A team of researchers led by Paolo Lionetti, a pediatric gastroenterologist at Meyer Children Hospital in Florence, Italy, decided to compare the fecal microbes of healthy children from a village in Burkina Faso, in western Africa, with those from healthy Italian children. The African children ate a high-fiber, low-fat, vegetable-heavy diet that reflects what people ate at the dawn of agriculture, whereas the Italian kids had a typical Western diet, low in fiber but high in animal protein, sugar, starch, and fat.

The researchers found that the children from Burkina Faso had significantly more bacteria from the Bacteroidetes class than did the Italian children and significantly fewer Firmicute bacteria. Previous research has shown that people with more Bacteroidetes and fewer Firmicutes tend to be lean, whereas people with the opposite ratio are more likely to be obese.

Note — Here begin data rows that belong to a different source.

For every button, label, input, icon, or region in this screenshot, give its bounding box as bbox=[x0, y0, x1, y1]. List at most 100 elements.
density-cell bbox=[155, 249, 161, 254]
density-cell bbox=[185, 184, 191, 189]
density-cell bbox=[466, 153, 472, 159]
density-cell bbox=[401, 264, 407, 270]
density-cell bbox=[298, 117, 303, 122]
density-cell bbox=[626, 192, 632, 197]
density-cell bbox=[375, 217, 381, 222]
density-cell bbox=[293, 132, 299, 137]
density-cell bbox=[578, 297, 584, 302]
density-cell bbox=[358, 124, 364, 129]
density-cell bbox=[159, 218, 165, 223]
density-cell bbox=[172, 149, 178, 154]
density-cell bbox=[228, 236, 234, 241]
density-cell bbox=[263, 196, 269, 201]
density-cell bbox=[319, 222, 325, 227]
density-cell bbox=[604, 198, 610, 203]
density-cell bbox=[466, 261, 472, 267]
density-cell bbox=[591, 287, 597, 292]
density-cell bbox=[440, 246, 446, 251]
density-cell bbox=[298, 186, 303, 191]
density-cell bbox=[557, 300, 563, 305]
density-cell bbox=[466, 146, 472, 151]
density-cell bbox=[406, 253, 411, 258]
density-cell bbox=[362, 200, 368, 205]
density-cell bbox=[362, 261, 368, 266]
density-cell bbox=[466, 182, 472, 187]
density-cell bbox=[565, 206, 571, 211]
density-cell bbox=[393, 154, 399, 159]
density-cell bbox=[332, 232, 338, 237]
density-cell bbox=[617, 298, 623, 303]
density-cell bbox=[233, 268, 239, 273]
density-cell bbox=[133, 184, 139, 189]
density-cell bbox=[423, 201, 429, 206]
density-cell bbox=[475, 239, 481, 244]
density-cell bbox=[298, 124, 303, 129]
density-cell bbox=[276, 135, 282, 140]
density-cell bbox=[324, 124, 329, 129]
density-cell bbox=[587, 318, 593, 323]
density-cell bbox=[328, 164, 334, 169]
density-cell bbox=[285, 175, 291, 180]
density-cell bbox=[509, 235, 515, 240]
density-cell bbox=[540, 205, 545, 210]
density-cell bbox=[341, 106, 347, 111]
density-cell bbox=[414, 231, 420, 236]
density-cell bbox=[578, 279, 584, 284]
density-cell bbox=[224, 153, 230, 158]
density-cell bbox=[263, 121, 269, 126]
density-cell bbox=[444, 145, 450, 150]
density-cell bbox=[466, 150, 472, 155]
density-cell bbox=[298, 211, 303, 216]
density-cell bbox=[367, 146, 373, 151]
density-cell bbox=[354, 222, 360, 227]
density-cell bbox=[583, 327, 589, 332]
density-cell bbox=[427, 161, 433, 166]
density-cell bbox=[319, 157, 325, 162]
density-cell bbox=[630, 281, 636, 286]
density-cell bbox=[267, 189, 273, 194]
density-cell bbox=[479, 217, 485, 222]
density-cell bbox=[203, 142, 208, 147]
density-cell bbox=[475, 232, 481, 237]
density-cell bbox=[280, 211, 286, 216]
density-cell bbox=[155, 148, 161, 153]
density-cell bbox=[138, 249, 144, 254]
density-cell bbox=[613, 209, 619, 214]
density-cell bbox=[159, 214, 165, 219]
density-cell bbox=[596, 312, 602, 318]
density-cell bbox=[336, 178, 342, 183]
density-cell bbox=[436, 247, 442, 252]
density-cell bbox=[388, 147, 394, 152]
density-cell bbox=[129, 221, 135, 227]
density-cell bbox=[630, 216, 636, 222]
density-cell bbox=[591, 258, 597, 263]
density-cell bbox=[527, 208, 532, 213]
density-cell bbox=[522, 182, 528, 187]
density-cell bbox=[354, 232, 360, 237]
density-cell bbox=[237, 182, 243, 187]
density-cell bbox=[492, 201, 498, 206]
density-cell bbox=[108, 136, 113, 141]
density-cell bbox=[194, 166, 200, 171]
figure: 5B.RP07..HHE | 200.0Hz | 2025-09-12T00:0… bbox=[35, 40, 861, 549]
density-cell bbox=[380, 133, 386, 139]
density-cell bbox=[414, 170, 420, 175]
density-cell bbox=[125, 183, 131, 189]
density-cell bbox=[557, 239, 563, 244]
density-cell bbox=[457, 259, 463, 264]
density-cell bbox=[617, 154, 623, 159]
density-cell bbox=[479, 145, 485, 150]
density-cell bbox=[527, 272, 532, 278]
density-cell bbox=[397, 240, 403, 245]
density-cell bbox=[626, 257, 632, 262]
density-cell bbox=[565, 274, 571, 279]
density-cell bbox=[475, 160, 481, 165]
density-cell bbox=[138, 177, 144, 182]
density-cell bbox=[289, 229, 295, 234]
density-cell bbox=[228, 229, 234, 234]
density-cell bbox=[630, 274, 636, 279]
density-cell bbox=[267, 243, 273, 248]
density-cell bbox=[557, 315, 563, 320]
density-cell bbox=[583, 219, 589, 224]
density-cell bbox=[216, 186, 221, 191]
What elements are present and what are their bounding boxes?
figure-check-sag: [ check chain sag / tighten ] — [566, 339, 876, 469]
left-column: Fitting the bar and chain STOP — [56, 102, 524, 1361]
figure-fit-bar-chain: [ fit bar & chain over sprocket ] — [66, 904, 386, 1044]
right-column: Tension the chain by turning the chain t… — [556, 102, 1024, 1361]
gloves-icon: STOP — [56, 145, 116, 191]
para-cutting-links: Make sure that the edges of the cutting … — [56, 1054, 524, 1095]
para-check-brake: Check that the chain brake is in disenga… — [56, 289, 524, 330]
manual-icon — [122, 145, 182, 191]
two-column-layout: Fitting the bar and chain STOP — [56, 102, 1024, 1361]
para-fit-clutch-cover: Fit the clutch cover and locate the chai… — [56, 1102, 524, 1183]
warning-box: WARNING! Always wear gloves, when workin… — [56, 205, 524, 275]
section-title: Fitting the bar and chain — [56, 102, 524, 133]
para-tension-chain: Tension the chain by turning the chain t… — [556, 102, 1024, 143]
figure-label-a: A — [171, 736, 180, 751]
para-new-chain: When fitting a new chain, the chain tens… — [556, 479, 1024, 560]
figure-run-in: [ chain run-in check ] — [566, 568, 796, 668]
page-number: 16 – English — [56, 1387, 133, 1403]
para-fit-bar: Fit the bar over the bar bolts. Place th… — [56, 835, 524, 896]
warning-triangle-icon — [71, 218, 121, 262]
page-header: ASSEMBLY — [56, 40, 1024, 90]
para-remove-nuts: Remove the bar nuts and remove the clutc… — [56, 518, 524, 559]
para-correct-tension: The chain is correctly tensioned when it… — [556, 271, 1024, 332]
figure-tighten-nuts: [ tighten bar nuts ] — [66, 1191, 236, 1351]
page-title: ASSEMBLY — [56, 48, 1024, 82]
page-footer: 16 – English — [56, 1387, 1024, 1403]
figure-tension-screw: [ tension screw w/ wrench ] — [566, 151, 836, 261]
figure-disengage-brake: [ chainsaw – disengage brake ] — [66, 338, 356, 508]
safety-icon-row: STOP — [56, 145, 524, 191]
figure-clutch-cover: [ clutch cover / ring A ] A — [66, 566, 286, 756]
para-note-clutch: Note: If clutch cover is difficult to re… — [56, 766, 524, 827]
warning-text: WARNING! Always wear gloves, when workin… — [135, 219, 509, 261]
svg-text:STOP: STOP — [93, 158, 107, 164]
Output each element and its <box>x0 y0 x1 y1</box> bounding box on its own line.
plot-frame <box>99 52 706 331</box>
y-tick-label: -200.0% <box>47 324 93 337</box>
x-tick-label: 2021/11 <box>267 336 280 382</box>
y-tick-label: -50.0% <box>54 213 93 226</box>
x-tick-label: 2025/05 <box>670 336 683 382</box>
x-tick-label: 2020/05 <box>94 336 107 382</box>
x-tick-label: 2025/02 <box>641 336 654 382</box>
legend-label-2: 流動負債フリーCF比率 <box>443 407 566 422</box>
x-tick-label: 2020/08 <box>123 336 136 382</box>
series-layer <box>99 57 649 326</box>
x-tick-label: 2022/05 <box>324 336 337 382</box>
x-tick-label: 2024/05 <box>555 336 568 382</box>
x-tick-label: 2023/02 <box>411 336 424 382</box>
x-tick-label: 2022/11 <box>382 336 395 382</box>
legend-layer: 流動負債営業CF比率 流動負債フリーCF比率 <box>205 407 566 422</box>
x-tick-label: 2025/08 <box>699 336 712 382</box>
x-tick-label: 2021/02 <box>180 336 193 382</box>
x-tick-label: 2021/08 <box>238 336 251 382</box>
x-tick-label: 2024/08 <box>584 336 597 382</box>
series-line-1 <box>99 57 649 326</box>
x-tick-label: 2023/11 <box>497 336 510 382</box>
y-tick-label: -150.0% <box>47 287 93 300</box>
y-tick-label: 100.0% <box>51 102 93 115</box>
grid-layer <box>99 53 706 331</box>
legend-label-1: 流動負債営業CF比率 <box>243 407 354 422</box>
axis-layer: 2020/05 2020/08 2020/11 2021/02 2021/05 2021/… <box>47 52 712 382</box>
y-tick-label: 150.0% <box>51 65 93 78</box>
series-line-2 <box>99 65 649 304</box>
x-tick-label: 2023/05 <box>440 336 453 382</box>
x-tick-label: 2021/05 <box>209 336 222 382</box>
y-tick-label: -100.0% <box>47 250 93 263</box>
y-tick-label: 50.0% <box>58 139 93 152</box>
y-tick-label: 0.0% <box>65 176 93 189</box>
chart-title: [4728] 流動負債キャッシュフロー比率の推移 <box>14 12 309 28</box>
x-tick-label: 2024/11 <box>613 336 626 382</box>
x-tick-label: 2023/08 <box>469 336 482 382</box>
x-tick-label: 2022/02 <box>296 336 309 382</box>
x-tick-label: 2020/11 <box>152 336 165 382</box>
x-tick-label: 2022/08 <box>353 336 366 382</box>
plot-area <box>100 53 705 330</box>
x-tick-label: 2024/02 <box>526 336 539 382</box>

Additionally, the researchers detected bacterial strains of Prevotella, Xylanibacter, and Treponema only in the children from Burkina Faso. These bacteria are excellent at breaking down fibrous foods and producing short-chain fatty acids that provide added energy. Studies have also shown that those same fatty acids help protect the intestines from inflammation, which could explain why inflammatory bowel disease is almost unheard of in African communities that eat high-fiber diets, Lionetti says.

The increased diversity of microbes in the gut also makes the body more resistant to intestinal pathogens while tempering the immune system’s response to harmless molecules, leading to fewer allergies, Lionetti says. The group reports its findings online today in the Proceedings of the National Academy of Sciences.